Here are some ways they could have mixed up the key generation, just off the top of my head:
- Indicator groups point to letters, not words, in the poem
- Instead of using full words, only use the 1st letter, or 3rd letter, or maybe different letter from each word (1st letter from 1st word, 2nd from 2nd, etc.)
- Handle duplicate letters in the final key word differently (number them in reverse order, rather than forwards)
- Eliminate duplicate words in the poem (otherwise, you’re only ever using the 1st 26 words in the poem, and if there are a lot of repeated words, that decreases randomness somewhat)
- Instead of all indicator letters counting from the start of the poem, each could count from the last word (so “ABC” really points to the 1st, 1+2 or 3rd, and 1+2+3 or 6th, words of the poem)
- For the 2nd pass of encryption, perhaps use a second indicator group to pick a different key, or use the same indicator but count words backwards from the end of the poem, or other such complications
Really, there are an infinite number of ways to create the key. From what I’ve read, I think the method presented here is the simplest, and most straightforward, but that doesn’t mean it’s historically accurate.
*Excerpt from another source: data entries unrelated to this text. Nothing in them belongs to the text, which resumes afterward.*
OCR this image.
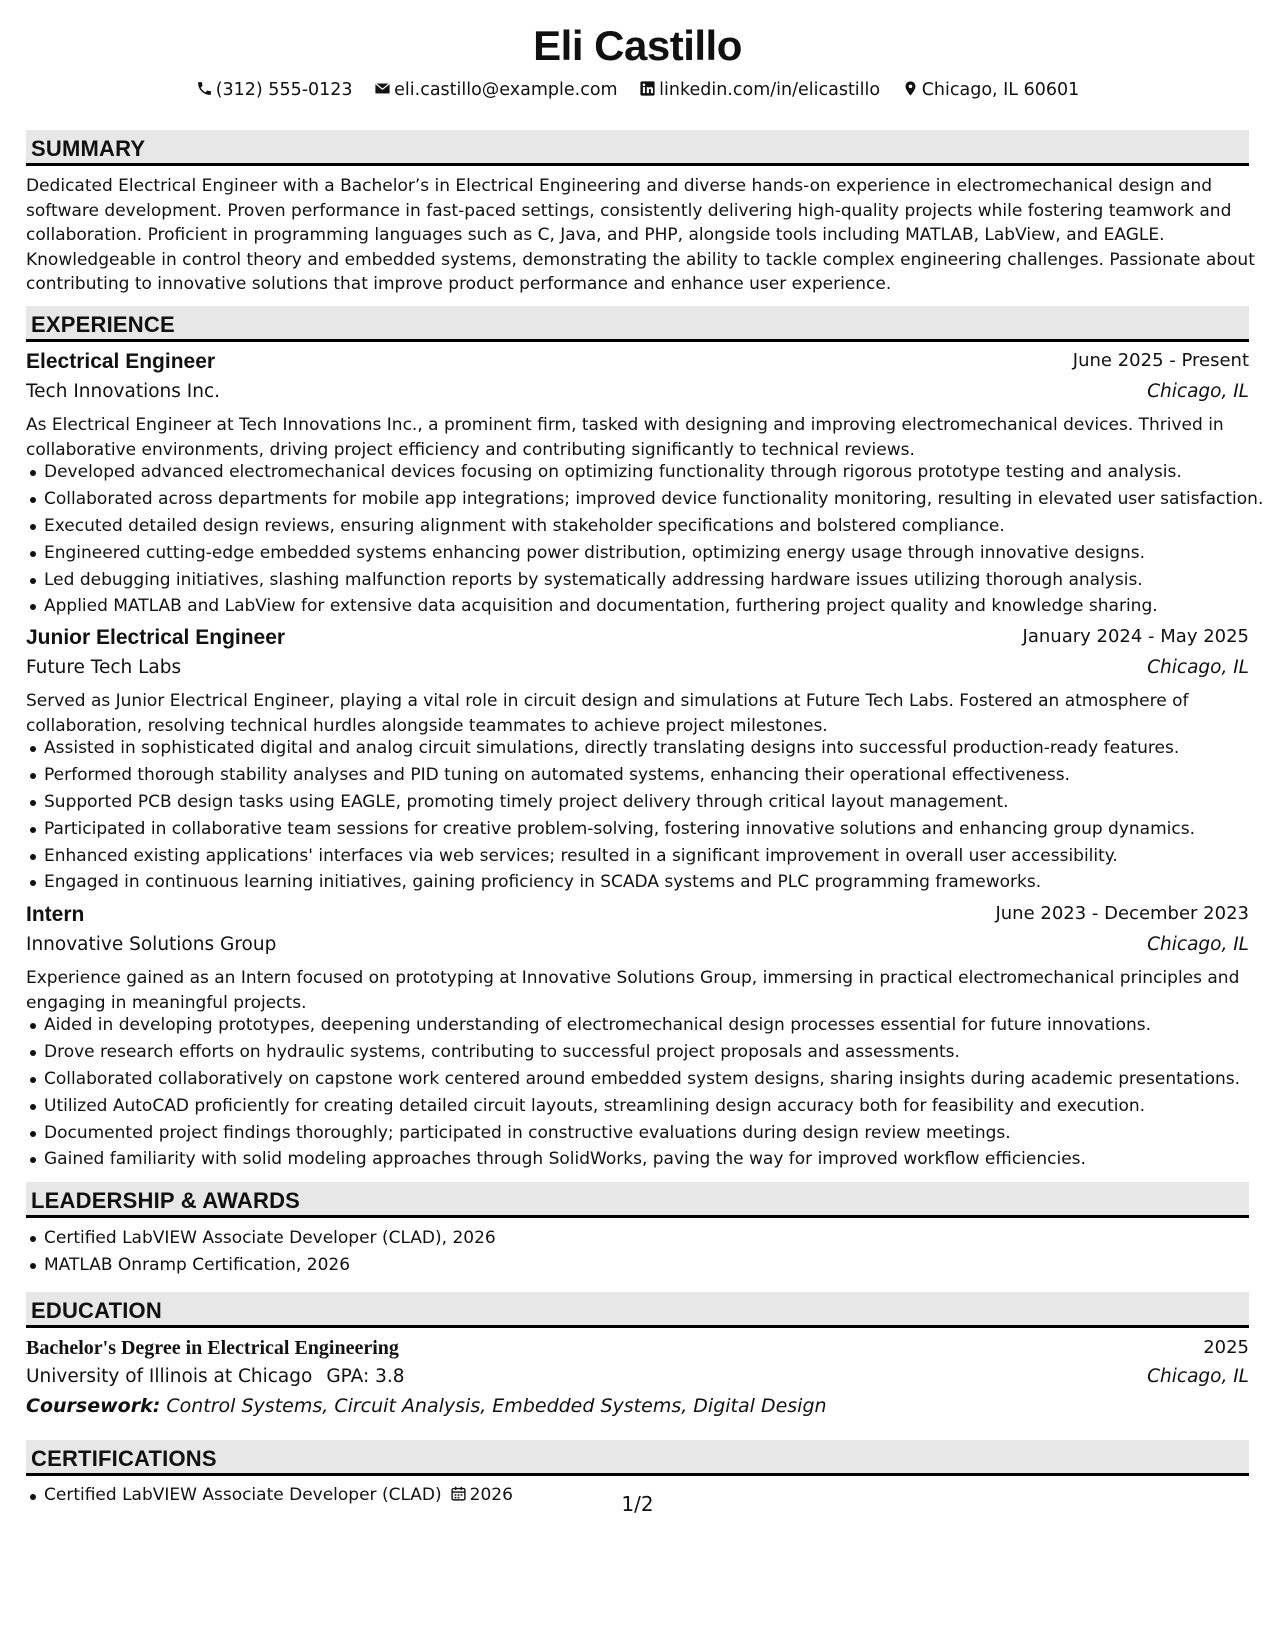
Eli Castillo
(312) 555-0123 eli.castillo@example.com linkedin.com/in/elicastillo Chicago, IL 60601
SUMMARY
Dedicated Electrical Engineer with a Bachelor’s in Electrical Engineering and diverse hands-on experience in electromechanical design and software development. Proven performance in fast-paced settings, consistently delivering high-quality projects while fostering teamwork and collaboration. Proficient in programming languages such as C, Java, and PHP, alongside tools including MATLAB, LabView, and EAGLE. Knowledgeable in control theory and embedded systems, demonstrating the ability to tackle complex engineering challenges. Passionate about contributing to innovative solutions that improve product performance and enhance user experience.
EXPERIENCE
Electrical Engineer	June 2025 - Present
Tech Innovations Inc.	Chicago, IL
As Electrical Engineer at Tech Innovations Inc., a prominent firm, tasked with designing and improving electromechanical devices. Thrived in collaborative environments, driving project efficiency and contributing significantly to technical reviews.
Developed advanced electromechanical devices focusing on optimizing functionality through rigorous prototype testing and analysis.
Collaborated across departments for mobile app integrations; improved device functionality monitoring, resulting in elevated user satisfaction.
Executed detailed design reviews, ensuring alignment with stakeholder specifications and bolstered compliance.
Engineered cutting-edge embedded systems enhancing power distribution, optimizing energy usage through innovative designs.
Led debugging initiatives, slashing malfunction reports by systematically addressing hardware issues utilizing thorough analysis.
Applied MATLAB and LabView for extensive data acquisition and documentation, furthering project quality and knowledge sharing.
Junior Electrical Engineer	January 2024 - May 2025
Future Tech Labs	Chicago, IL
Served as Junior Electrical Engineer, playing a vital role in circuit design and simulations at Future Tech Labs. Fostered an atmosphere of collaboration, resolving technical hurdles alongside teammates to achieve project milestones.
Assisted in sophisticated digital and analog circuit simulations, directly translating designs into successful production-ready features.
Performed thorough stability analyses and PID tuning on automated systems, enhancing their operational effectiveness.
Supported PCB design tasks using EAGLE, promoting timely project delivery through critical layout management.
Participated in collaborative team sessions for creative problem-solving, fostering innovative solutions and enhancing group dynamics.
Enhanced existing applications' interfaces via web services; resulted in a significant improvement in overall user accessibility.
Engaged in continuous learning initiatives, gaining proficiency in SCADA systems and PLC programming frameworks.
Intern	June 2023 - December 2023
Innovative Solutions Group	Chicago, IL
Experience gained as an Intern focused on prototyping at Innovative Solutions Group, immersing in practical electromechanical principles and engaging in meaningful projects.
Aided in developing prototypes, deepening understanding of electromechanical design processes essential for future innovations.
Drove research efforts on hydraulic systems, contributing to successful project proposals and assessments.
Collaborated collaboratively on capstone work centered around embedded system designs, sharing insights during academic presentations.
Utilized AutoCAD proficiently for creating detailed circuit layouts, streamlining design accuracy both for feasibility and execution.
Documented project findings thoroughly; participated in constructive evaluations during design review meetings.
Gained familiarity with solid modeling approaches through SolidWorks, paving the way for improved workflow efficiencies.
LEADERSHIP & AWARDS
Certified LabVIEW Associate Developer (CLAD), 2026
MATLAB Onramp Certification, 2026
EDUCATION
Bachelor's Degree in Electrical Engineering	2025
University of Illinois at Chicago GPA: 3.8	Chicago, IL
Coursework: Control Systems, Circuit Analysis, Embedded Systems, Digital Design
CERTIFICATIONS
Certified LabVIEW Associate Developer (CLAD) 2026	1/2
A slightly different approach to key generation is described here and also here. This differs a bit from details in Marks’ book, but incorporates extra steps to improve security, including agent-specific offsets and signals to indicate duress. For example, using the poem “Mary Had A Little Lamb”:
Let’s assume that the letters chosen are PQRSTU, the odd letters furnish the first ‘key’ and the even letters the second. In our example PRT points to ‘WENT LAMB SURE’ as the first ‘key’. For the second we use QSU so it’s ‘THE WAS TO’. The indicator showing which words were used as ‘keys’ will be PRT filled with two nulls so as to form a 5-letter group (all messages were sent in 5-letter groups), so let’s say PARNT and the final step is to move all the letters forward by using the agents’ secret number. For instance if the number was 45711 then in our example PARNT will change into TFYOU, as each letter moves forward as many positions as indicated by the secret number P+4=T, A+5=F, R+7=Y, N+1=O, T+1=U. Note that Marks doesn’t say anything about six consecutive letters. On the contrary in his book page 324 he says ‘every poem code message began with a five letter indicator group to show which five words of the poem had been used’.
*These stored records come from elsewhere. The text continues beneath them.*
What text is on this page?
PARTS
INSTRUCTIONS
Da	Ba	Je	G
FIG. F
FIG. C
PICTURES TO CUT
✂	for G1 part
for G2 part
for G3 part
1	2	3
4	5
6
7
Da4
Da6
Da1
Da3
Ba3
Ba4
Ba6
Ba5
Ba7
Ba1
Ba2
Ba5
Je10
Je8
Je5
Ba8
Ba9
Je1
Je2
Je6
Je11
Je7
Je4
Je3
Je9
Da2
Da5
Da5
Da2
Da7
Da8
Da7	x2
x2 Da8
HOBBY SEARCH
Ultimately, as long as there’s a repeatable, deterministic method for creating a reasonably random transposition key, and that there’s an easy way to transmit the parameters to generate that key, it doesn’t matter what methods you use. In fact, later in the war they dropped poems altogether and used one-time, pre-shared transposition keys that the agent would tear off a silk sheet. They also went all the way to one-time-pads in some situations, also printed on silk.
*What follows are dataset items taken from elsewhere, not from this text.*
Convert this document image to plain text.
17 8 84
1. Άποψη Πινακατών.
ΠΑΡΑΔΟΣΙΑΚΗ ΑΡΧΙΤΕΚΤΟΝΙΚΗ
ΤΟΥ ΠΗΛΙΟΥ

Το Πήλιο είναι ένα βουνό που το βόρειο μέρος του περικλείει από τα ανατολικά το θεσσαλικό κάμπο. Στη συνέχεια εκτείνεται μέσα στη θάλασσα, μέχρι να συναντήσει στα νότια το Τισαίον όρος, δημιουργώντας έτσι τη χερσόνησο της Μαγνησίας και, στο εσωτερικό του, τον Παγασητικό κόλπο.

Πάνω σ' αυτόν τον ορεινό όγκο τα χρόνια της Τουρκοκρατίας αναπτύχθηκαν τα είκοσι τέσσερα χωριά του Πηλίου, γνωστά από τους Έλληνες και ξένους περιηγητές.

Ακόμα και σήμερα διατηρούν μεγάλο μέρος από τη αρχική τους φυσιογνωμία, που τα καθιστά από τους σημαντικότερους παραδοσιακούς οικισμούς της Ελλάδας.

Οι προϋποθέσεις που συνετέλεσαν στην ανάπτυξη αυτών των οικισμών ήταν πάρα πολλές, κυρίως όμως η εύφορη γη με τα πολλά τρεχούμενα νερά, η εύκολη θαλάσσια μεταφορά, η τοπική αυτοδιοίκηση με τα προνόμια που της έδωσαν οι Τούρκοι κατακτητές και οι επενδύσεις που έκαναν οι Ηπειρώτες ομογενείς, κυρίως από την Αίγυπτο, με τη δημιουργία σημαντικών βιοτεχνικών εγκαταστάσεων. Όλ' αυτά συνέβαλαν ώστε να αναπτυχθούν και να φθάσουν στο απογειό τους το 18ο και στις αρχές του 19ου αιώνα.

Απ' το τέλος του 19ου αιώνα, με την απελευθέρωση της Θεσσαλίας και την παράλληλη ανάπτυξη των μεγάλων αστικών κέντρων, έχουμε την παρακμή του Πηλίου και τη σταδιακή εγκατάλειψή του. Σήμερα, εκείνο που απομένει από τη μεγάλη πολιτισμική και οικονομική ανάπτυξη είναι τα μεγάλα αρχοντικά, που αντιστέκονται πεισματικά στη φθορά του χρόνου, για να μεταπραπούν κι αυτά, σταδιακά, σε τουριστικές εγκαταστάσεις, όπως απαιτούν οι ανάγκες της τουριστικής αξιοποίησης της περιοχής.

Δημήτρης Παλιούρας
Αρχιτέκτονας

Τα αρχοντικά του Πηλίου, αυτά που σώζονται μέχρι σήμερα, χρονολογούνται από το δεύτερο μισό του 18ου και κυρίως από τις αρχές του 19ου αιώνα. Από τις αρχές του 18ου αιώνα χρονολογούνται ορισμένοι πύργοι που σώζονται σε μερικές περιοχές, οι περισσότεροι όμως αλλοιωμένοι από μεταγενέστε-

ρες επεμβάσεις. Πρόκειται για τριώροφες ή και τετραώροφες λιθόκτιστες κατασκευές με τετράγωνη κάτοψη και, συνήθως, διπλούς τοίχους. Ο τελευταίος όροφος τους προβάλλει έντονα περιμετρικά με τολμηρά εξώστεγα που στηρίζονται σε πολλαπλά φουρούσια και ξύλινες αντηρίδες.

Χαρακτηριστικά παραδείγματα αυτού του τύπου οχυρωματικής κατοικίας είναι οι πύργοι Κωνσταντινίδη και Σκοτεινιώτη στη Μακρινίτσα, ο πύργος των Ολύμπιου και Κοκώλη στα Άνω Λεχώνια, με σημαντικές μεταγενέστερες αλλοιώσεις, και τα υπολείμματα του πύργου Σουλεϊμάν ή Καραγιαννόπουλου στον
Though there are an infinite number of ways that the SOE agents could have derived their encryption keys, I’m inclined to think that the simpler method was what was used. And with luck, I’ve made the mechanics clear here. Even if I’m not close enough that you could actually decode real SOE intercepts, hopefully you’ve got a good idea for the complexity of the system and some of the challenges the agents faced. I certainly recommend reading the book…even if it sometimes becomes a bit sensational, even incredible, I’m certain that it’s as close to the truth as the general public will ever know.